Crucially, I’d also add keywords to each vocabulary item. These were mainly based on broad topics that I could assign to each individual word; examples were ‘food and drink’, ‘clothes’, ‘colours’ and so on.

This turned out to be invaluable, given that the vocabulary was not thematically organised in the source material. After adding the words along with keyword tags, I could sort topically later on, pulling out all the ‘colours’ words for revision, for example. It’s especially satisfying when you call up a search list like this, and see how many different sources have gone into building your learning material.

Pulling out lists of words by tag in Anki

Pulling out lists of words by tag in Anki

First-pass learning

The very act of adding words to Anki doubles up as a sort of pre-learning phase. I never make a conscious effort to remember vocab as I’m typing it into the app. But inevitably, some items will catch my attention, and there’ll be a fair bit of residual recall when they pop up later in the program. I call this ‘first-pass learning’, and it’s often enough to provide a hook by the time the words get a second pass when popping up as scheduled.

This ‘learning proper’ phase could happen any time, in any place, thanks to the Anki app. I usually find myself squeezing those 10-15 minutes into train journeys – it’s a great way to fill otherwise ‘dead time’.

For Android users, the experience is still completely free, thanks to a third-party tool app on Google Play.
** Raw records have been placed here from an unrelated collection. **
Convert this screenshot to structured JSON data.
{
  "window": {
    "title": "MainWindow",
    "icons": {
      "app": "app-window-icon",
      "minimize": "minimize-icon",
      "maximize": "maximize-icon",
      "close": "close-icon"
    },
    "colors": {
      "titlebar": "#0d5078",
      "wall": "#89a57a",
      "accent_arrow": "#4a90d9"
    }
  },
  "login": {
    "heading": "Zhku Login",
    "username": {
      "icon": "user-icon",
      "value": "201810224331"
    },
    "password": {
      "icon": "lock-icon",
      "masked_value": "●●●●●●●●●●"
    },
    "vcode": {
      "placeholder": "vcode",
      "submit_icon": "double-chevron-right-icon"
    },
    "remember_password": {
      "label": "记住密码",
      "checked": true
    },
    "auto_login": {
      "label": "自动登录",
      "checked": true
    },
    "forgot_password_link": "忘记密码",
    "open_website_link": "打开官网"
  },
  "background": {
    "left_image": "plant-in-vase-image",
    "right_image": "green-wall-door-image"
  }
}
However, for us iPhone people, the iOS app is a slightly pricey purchase at £23.99 / $24.99. Nonetheless, there are ways to approach that price tag on a budget of nothing. I bagged some free iTunes vouchers on Swagbucks for mine – see here for my experience with that!

Lieutenant Anki, language-learning regiment

The greatest thing is that Anki has regimented and regularised my vocabulary learning. Where I could be a little chaotic, now I have organisation. The system forces you to stay on top of things, too; miss a couple of days, and the list of words to learn and revise grows bigger and bigger. Stick to little and often and you won’t work up a backlog!

I’ve now thoroughly learnt over 1000 Polish vocabulary items. In fact, Anki has been so successful at drilling them, my vocab level has far outstripped my grammar – one possible downside to blitzing your words like this! But as I learn grammar at a slightly less frenetic pace, having a large knowledge of words to use with new structures is definitely a bonus. And I’m still experimenting with ways to drill grammar and structure in Anki, too.

In short, I’m now hooked on Anki. I’m proud of my curated word lists, as they are a record of how far I’ve travelled on each language learning journey. They’re highly personal, and, for that, I’m all the more motivated to work with them and learn them. If you’ve ever tried and have felt put off, please persevere – it’s definitely worth it!